Inizia cosi con la testimonianza di Luigi, scommettitore professionista (una fonte affidabile visto che già in passato aveva fornito informazioni sulle scommesse ippiche e le sue dritte avevano trovato riscontro in “fonti ufficiali”), ne Pallone criminale di Simone Di Meo (giornalista de Il Giornale, Il Sole 24 Ore e Panorama; ha scritto anche per Il Tempo, Antimafia Duemila, Roma e Cronache di Napoli.) e Gianluca Ferraris (giornalista di Panorama; segue dall’inizio le indagini su Scommessopoli e ha già pubblicato diverse inchieste sulle infiltrazioni della criminalità organizzata nel mondo dell’azzardo). Partendo dall'ultima inchiesta che ha investito il mondo pallonaro, denominata Last bet, i reporter evidenziano quanto sia radicata la penetrazione della mafia nel mondo del calcio attraverso testimonianze, interviste, retroscena, materiale investigativo inedito e informative della polizia.

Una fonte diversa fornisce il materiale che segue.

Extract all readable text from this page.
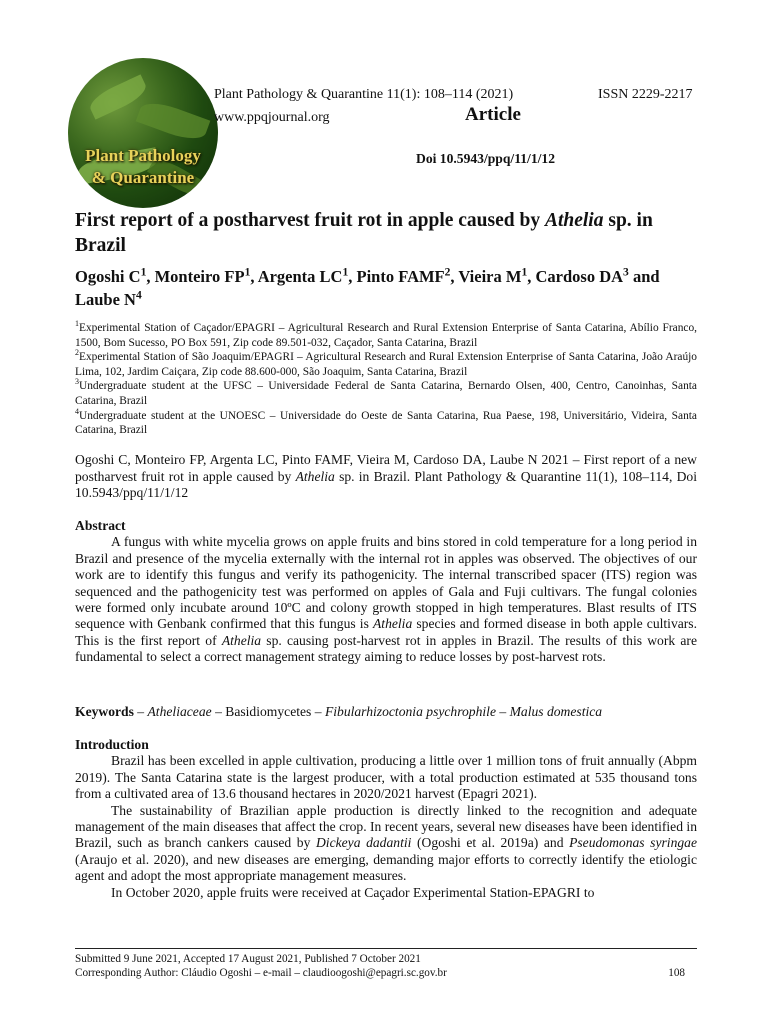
Plant Pathology
& Quarantine
Plant Pathology & Quarantine 11(1): 108–114 (2021)	ISSN 2229-2217
www.ppqjournal.org	Article
Doi 10.5943/ppq/11/1/12
First report of a postharvest fruit rot in apple caused by Athelia sp. in Brazil
Ogoshi $C^1$, Monteiro $FP^1$, Argenta $LC^1$, Pinto FAMF$^2$, Vieira $M^1$, Cardoso $DA^3$ and Laube $N^4$

$^1$Experimental Station of Caçador/EPAGRI – Agricultural Research and Rural Extension Enterprise of Santa Catarina, Abílio Franco, 1500, Bom Sucesso, PO Box 591, Zip code 89.501-032, Caçador, Santa Catarina, Brazil

$^2$Experimental Station of São Joaquim/EPAGRI – Agricultural Research and Rural Extension Enterprise of Santa Catarina, João Araújo Lima, 102, Jardim Caiçara, Zip code 88.600-000, São Joaquim, Santa Catarina, Brazil

$^3$Undergraduate student at the UFSC – Universidade Federal de Santa Catarina, Bernardo Olsen, 400, Centro, Canoinhas, Santa Catarina, Brazil

$^4$Undergraduate student at the UNOESC – Universidade do Oeste de Santa Catarina, Rua Paese, 198, Universitário, Videira, Santa Catarina, Brazil

Ogoshi C, Monteiro FP, Argenta LC, Pinto FAMF, Vieira M, Cardoso DA, Laube N 2021 – First report of a new postharvest fruit rot in apple caused by Athelia sp. in Brazil. Plant Pathology & Quarantine 11(1), 108–114, Doi 10.5943/ppq/11/1/12

Abstract

A fungus with white mycelia grows on apple fruits and bins stored in cold temperature for a long period in Brazil and presence of the mycelia externally with the internal rot in apples was observed. The objectives of our work are to identify this fungus and verify its pathogenicity. The internal transcribed spacer (ITS) region was sequenced and the pathogenicity test was performed on apples of Gala and Fuji cultivars. The fungal colonies were formed only incubate around 10ºC and colony growth stopped in high temperatures. Blast results of ITS sequence with Genbank confirmed that this fungus is Athelia species and formed disease in both apple cultivars. This is the first report of Athelia sp. causing post-harvest rot in apples in Brazil. The results of this work are fundamental to select a correct management strategy aiming to reduce losses by post-harvest rots.

Keywords – Atheliaceae – Basidiomycetes – Fibularhizoctonia psychrophile – Malus domestica

Introduction

Brazil has been excelled in apple cultivation, producing a little over 1 million tons of fruit annually (Abpm 2019). The Santa Catarina state is the largest producer, with a total production estimated at 535 thousand tons from a cultivated area of 13.6 thousand hectares in 2020/2021 harvest (Epagri 2021).

The sustainability of Brazilian apple production is directly linked to the recognition and adequate management of the main diseases that affect the crop. In recent years, several new diseases have been identified in Brazil, such as branch cankers caused by Dickeya dadantii (Ogoshi et al. 2019a) and Pseudomonas syringae (Araujo et al. 2020), and new diseases are emerging, demanding major efforts to correctly identify the etiologic agent and adopt the most appropriate management measures.

In October 2020, apple fruits were received at Caçador Experimental Station-EPAGRI to

Submitted 9 June 2021, Accepted 17 August 2021, Published 7 October 2021
Corresponding Author: Cláudio Ogoshi – e-mail – claudioogoshi@epagri.sc.gov.br	108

“La vera novità dell'inchiesta Last Bet è rappresentata dal ruolo che nell'affare delle scommesse rivestono esponenti riconducibili alla criminalità organizzata slava: un ruolo per la prima volta non più confinato a quello di semplici picchiatori o esattori, ma di mediatori e facilitatori veri e propri”.
Le ragioni che spingono la malavita ad interessarsi al mondo del calcio sono essenzialmente due, come spiegano bene i cronisti nel capitolo “Le mani sul club”:
1) Il riciclaggio: la crisi di liquidità del calcio italiano fa sì che quando una squadra di calcio è indebitata e si presenta un nuovo investitore con denari liquidi nessuno gli osa chiedere: “da dove vengono i soldi?”, senza contare che il presidente della squadra è solo preoccupato di presentare ai tifosi il colpo di mercato e di “dare in pasto alla folla un nuovo attaccante”.
2) La popolarità: essere inseriti nel mondo del calcio consente ad un clan di stringere nuove alleanze, incrementare il proprio prestigio, fare affari; non solo perché il rito della partita genera “forti benefici immateriali per chi investe. I club sono profondamente radicati nella società.”
Non solo inchieste racconta il libro: la sezione dedicata ai “Legami pericolosi” racconta di scudetti venduti, di foto scottanti (“un’immagine ritrae il giocatore più forte al mondo [Maradona] e uno dei capi della Cupola camorristica comodamente seduti in una vasca da bagno a forma di conchiglia”), di frequentazioni pericolose tra camorristi e calciatori del Napoli, della medaglia d’oro di settanta grammi consegnata dal calciatore Juary in un’aula di tribunale al boss Raffaele Cutolo e della strana morte di Denis Bergamini (storia già raccontata da Carlo Petrini ne “Il calciatore suicidato”), che aveva al polso un orologio “che continua a funzionare dopo che il ragazzo si è gettato sotto un camion in corsa, che dopo averlo schiacciato sotto le ruote e trascinato per qualche decina di metri è infine ripassato sopra il suo corpo con una goffa retromarcia”.
Un libro-documentario che svela il dietro le quinte di un mondo che, nonostante tutto, continuerà ad andare avanti e a fruttare soldi, perché il “pallone continuerà a rotolare sui campi da calcio anche stavolta, su questo non c’è dubbio…. Ma farlo rotolare in modo decoroso è un dovere di tutti.”